I think it would actually be pretty generous of them to allow you to continue in the program at this point. If you want to complete the program now I would just attend the few days, if that is what your boss asks of you. If not, the maybe delay the program until after you are back from leave.

Post # 8
2661 posts
Sugar bee
  • Wedding: May 2014


Horseradish:  <—–What she said.  I work for the federal government as well (and have had 2 kids since coming to work here).  I would either give up my slot or go in occasionally to keep up with the class.

Post # 9
2725 posts
Sugar bee
  • Wedding: August 2012

I don’t see anything wrong with this…it isn’t a requirement of your job, it’s a requirement of an optional training session you chose to sign up for. If they need you to come in,  and you don’t want to, then just push the training. It’s not necessarily ideal, but I’d argue that if everyone else has to be there it’s not fair to them that you don’t.

Post # 10
2173 posts
Buzzing bee
  • Wedding: June 2017

Horseradish:  +1 All of this.

I see training as school.  While there are provisions to make reasonable requests, no one can demand that an instructor who teaches her class in a physical classroom should set up an online version.  It’s not fair to anyone involved.  That’s why people who can’t attend the class need to find an alternate class or push off the timeline.  (Or suck it up and go.)  This is especially true in training classes, at least in my experience.  A lot of my training classes had a practical element to them (ie recognizing physical hazards, using a fire extinguisher).

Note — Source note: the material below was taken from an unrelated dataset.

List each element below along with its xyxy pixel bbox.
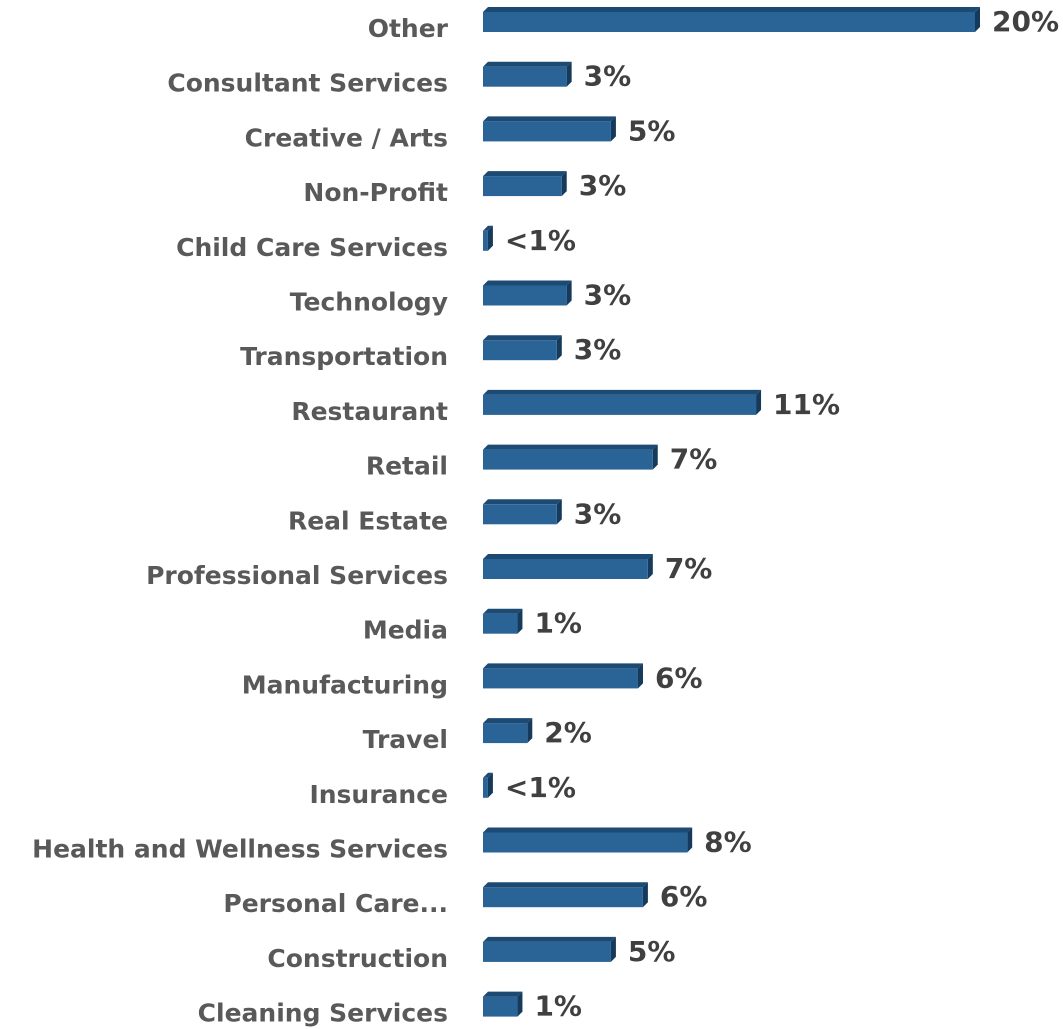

You don’t have to go to the training, but recognize that you wouldn’t get an automatic pass.  Just talk to the manager and see what your options are.

Post # 11
10384 posts
Sugar Beekeeper
  • Wedding: September 2010

The only thing that would give me pause is the technicalities surrounding coming and going with work during a regulated medical leave. There is a lot of legalities and red tape surrounding that. I was recently out of work on medical leave and it was an absolutel nightmare to come back on a reduced schedule. Talk with HR more about how that would work before making a decision.

Post # 13
953 posts
Busy bee
  • Wedding: May 2011


Christy42213:  I echo crayfish. I was told I absolutely could not work while on maternity leave due my being on disability leave. I would check with HR. I hope everything works out.

Post # 14
7664 posts
Bumble Beekeeper
  • Wedding: July 2013 - UK

I may not be so helpful here seeing as I am not US. However, I know that the UK has certain limitations regarding work during maternity leave. If you come in too many times during your leave, your leave is then considered to be over, and you are expected to return to work full time… I would check to make sure that this would not apply to you.

Post # 15
5767 posts
Bee Keeper
  • Wedding: October 2014

FloridaGatorBride:  crayfish:  Excellent point and OP definitely should check into this because the very act of going to training can be seen as “working” (because it is in the workplace for your employer, etc) which may void your leave. I do not know how it works with FMLA so you really need to look into this.

My sister is a technical trainer for a city government and there was a big issue when a firefighter got injured on the job. He was to be re-trained into an IT professional role. But because he was going to employer-furnished classes, it actually violated his workman’s comp. They had to get the unions and the city counsel involved to re-write the charter of career retraining and it wasn’t a fast process.